A few beats of silence pass.
"Do you ever think about it?" he asks, voice impossibly small. "That night. The lightning." Buck clarifies, eyes boring into his own.
Eddie considers lying, thinks about telling Buck that it only comes to mind on nights like this. But, the best way to help Buck would be the truth. He knows that.
"All the time." he answers, voice barely audible. Buck's brows furrow, slightly nodding. Eddie continues, "Every. Single. Night. I-" he takes a shuddery breath, "I still have nightmares about it." Eddie admits quietly, avoiding eye contact. He should really be better at expressing emotions now, but he still struggles to tune out his father's voice going, 'real men do not show emotion', and all that masculinity bullshit.

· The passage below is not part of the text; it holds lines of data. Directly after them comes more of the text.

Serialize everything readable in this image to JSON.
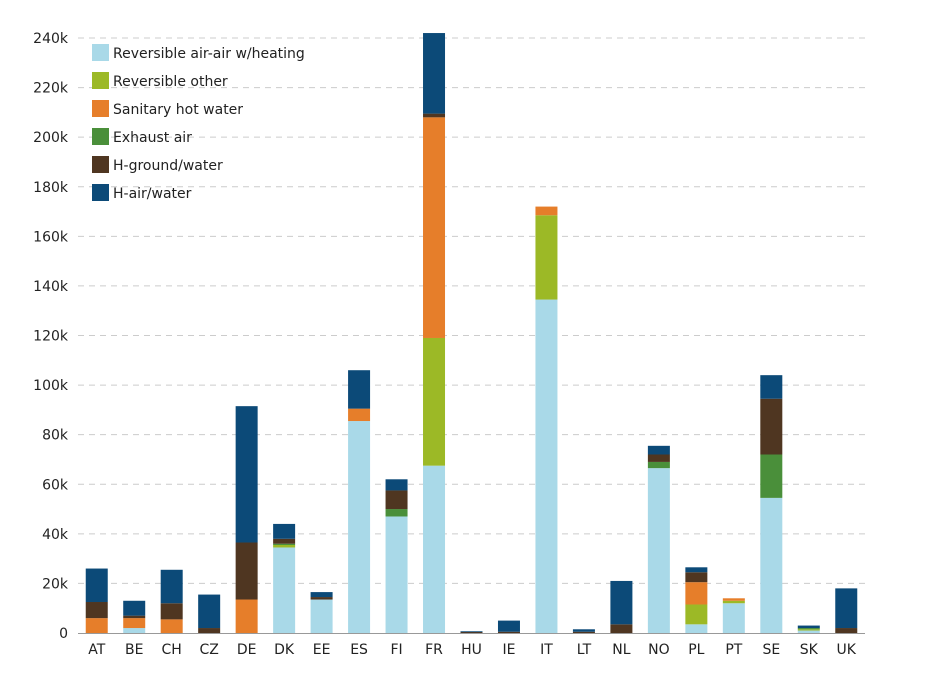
{
  "chart_data": {
    "type": "bar",
    "stacked": true,
    "title": "",
    "xlabel": "",
    "ylabel": "",
    "ylim": [
      0,
      240000
    ],
    "yticks": [
      0,
      20000,
      40000,
      60000,
      80000,
      100000,
      120000,
      140000,
      160000,
      180000,
      200000,
      220000,
      240000
    ],
    "ytick_labels": [
      "0",
      "20k",
      "40k",
      "60k",
      "80k",
      "100k",
      "120k",
      "140k",
      "160k",
      "180k",
      "200k",
      "220k",
      "240k"
    ],
    "grid": true,
    "legend_position": "top-left",
    "categories": [
      "AT",
      "BE",
      "CH",
      "CZ",
      "DE",
      "DK",
      "EE",
      "ES",
      "FI",
      "FR",
      "HU",
      "IE",
      "IT",
      "LT",
      "NL",
      "NO",
      "PL",
      "PT",
      "SE",
      "SK",
      "UK"
    ],
    "series": [
      {
        "name": "Reversible air-air w/heating",
        "color": "#a9d9e8",
        "values": [
          0,
          2000,
          0,
          0,
          0,
          34500,
          13500,
          85500,
          47000,
          67500,
          0,
          0,
          134500,
          0,
          0,
          66500,
          3500,
          12000,
          54500,
          1000,
          0
        ]
      },
      {
        "name": "Reversible other",
        "color": "#9cb926",
        "values": [
          0,
          0,
          0,
          0,
          0,
          1000,
          0,
          0,
          0,
          51500,
          0,
          0,
          34000,
          0,
          0,
          0,
          8000,
          1000,
          0,
          500,
          0
        ]
      },
      {
        "name": "Sanitary hot water",
        "color": "#e67e2a",
        "values": [
          6000,
          4000,
          5500,
          0,
          13500,
          0,
          0,
          5000,
          0,
          89000,
          0,
          0,
          3500,
          0,
          0,
          0,
          9000,
          1000,
          0,
          0,
          0
        ]
      },
      {
        "name": "Exhaust air",
        "color": "#4a8f3a",
        "values": [
          0,
          0,
          0,
          0,
          0,
          500,
          0,
          0,
          3000,
          0,
          0,
          0,
          0,
          0,
          0,
          2500,
          0,
          0,
          17500,
          500,
          0
        ]
      },
      {
        "name": "H-ground/water",
        "color": "#4f3621",
        "values": [
          6500,
          1000,
          6500,
          2000,
          23000,
          2000,
          1000,
          0,
          7500,
          1500,
          500,
          500,
          0,
          500,
          3500,
          3000,
          4000,
          0,
          22500,
          0,
          2000
        ]
      },
      {
        "name": "H-air/water",
        "color": "#0c4a78",
        "values": [
          13500,
          6000,
          13500,
          13500,
          55000,
          6000,
          2000,
          15500,
          4500,
          32500,
          200,
          4500,
          0,
          1000,
          17500,
          3500,
          2000,
          0,
          9500,
          1000,
          16000
        ]
      }
    ]
  }
}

"I mean...one minute we were joking around, and you were climbing the ladder. Then there was that flash of light and all a sudden..." he tries to read Buck's face, trying to see if he should stop, but he just watches Eddie meaningfully. "I looked up and you were-" his voice cracks, "you were just hanging there...dead." The word burns his tongue, the idea alone making him sick to his stomach. "And I thought- I thought that you were gone. For good." He's fairly certain that tears are springing at his eyes the same way they are Buck's, but he just blinks harshly.

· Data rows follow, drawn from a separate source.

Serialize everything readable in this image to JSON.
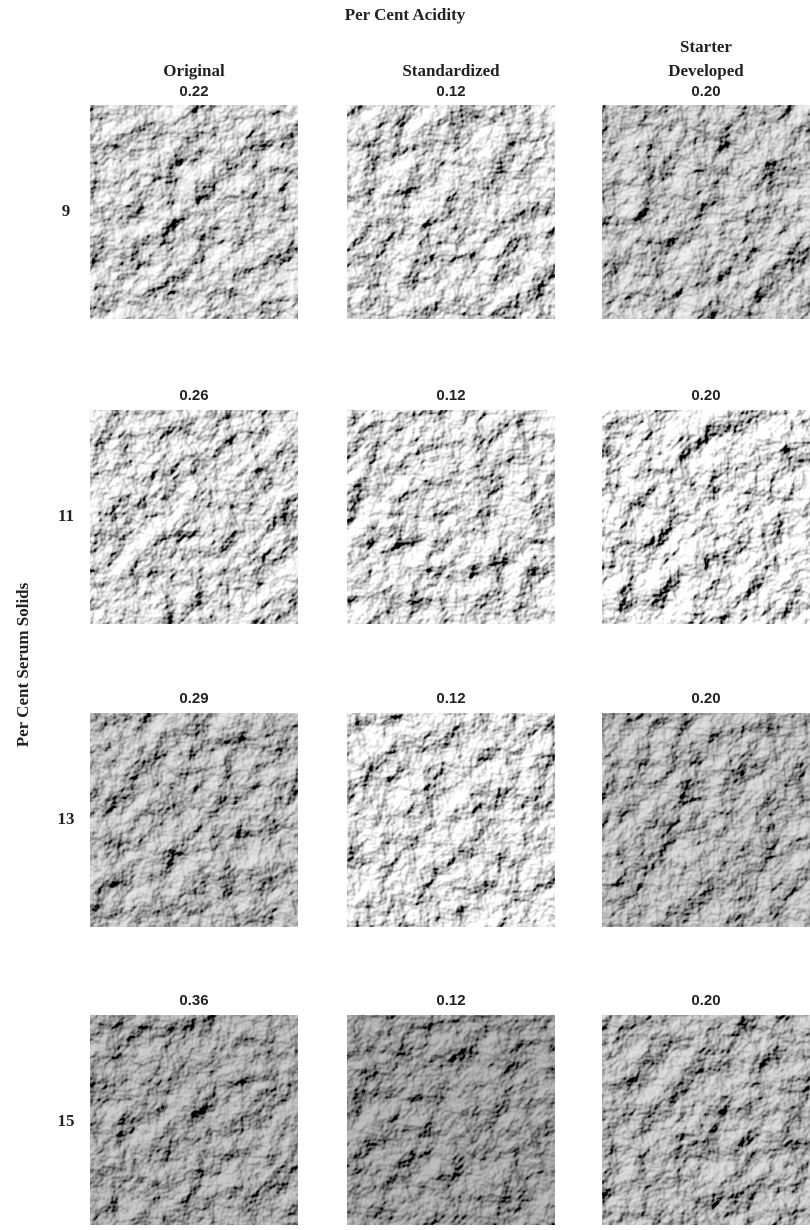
{
  "title": "Per Cent Acidity",
  "y_label": "Per Cent Serum Solids",
  "columns": [
    [
      "Original"
    ],
    [
      "Standardized"
    ],
    [
      "Starter",
      "Developed"
    ]
  ],
  "rows": [
    {
      "label": "9",
      "acidity": [
        "0.22",
        "0.12",
        "0.20"
      ]
    },
    {
      "label": "11",
      "acidity": [
        "0.26",
        "0.12",
        "0.20"
      ]
    },
    {
      "label": "13",
      "acidity": [
        "0.29",
        "0.12",
        "0.20"
      ]
    },
    {
      "label": "15",
      "acidity": [
        "0.36",
        "0.12",
        "0.20"
      ]
    }
  ]
}
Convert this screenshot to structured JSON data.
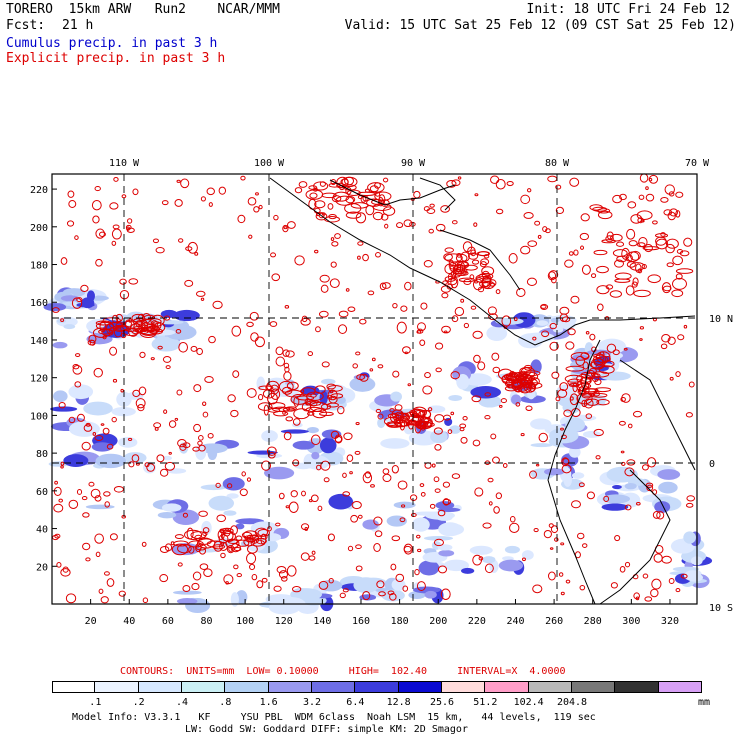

"I lost you, Buck. And, I know there have been close calls before- way too many close calls- but this time, you were actually dead. I..." yep, now he is certain there are tears streaking down his face, "I felt your body, Buck, you had no pulse." Eddie has never really spoken about his personal experience with the lightning strike and, now that he is, it is all tumbling out in one uncontrollable snowball that won't stop. "Three minutes and seventeen seconds, Buck. For over three minutes, I thought my life was over. Even when we got your heart pumping again," now Buck has tears too, "that coma was rough. Awful. We didn't know if you would wake, if you would have brain damage, we didn't even know if you would remember me. Remember Chris."
He takes in a few deep breaths, the two of them sitting in silence.
"So, uh, yeah." He wipes his eyes, holding Buck's hand tighter, "I think about it."
"I do too." Mumbles Buck, as Eddie dips his head in his hands. "I know this job means that, at any point, I could lose my life. But...I was just climbing the ladder, you know? And- the fact that it would have been Chim if I hadn't stepped in- I was so scared. That world, the one without you, or Chris, or Bobby...it terrified me, Eds. And, I'm sorry- I am so sorry that I put you through that." he sighs.
"Do not say sorry for something that is not your fault, Buck, there was no way of knowing what was going to happen. Lets face it, even if you did know, you would still put yourself up instead of Chimney, and you would still fight your way back to me, Chris, and the 118. I know that. Okay?" Eddie says pointedly, sitting up. Buck watches him for a few seconds, and for a moment Eddie fears that he has made a mistake, before pulling him into a tight hug. He melts into his hold, sinking into the hug. Buck buries his head on Eddie's shoulders as they wrap their arms around one another.
"I'm not going anywhere, Eds." Buck promises, "I love you so much, I'm not going to leave anytime soon."
Eddie nods, finally breaking the hug. "I know." he whispers, before the two of them ascend the steps up to Buck's bed.
For once, even as thunder growls and lightning strikes, Eddie survives a night without the terrors of a dead Buck on his mind.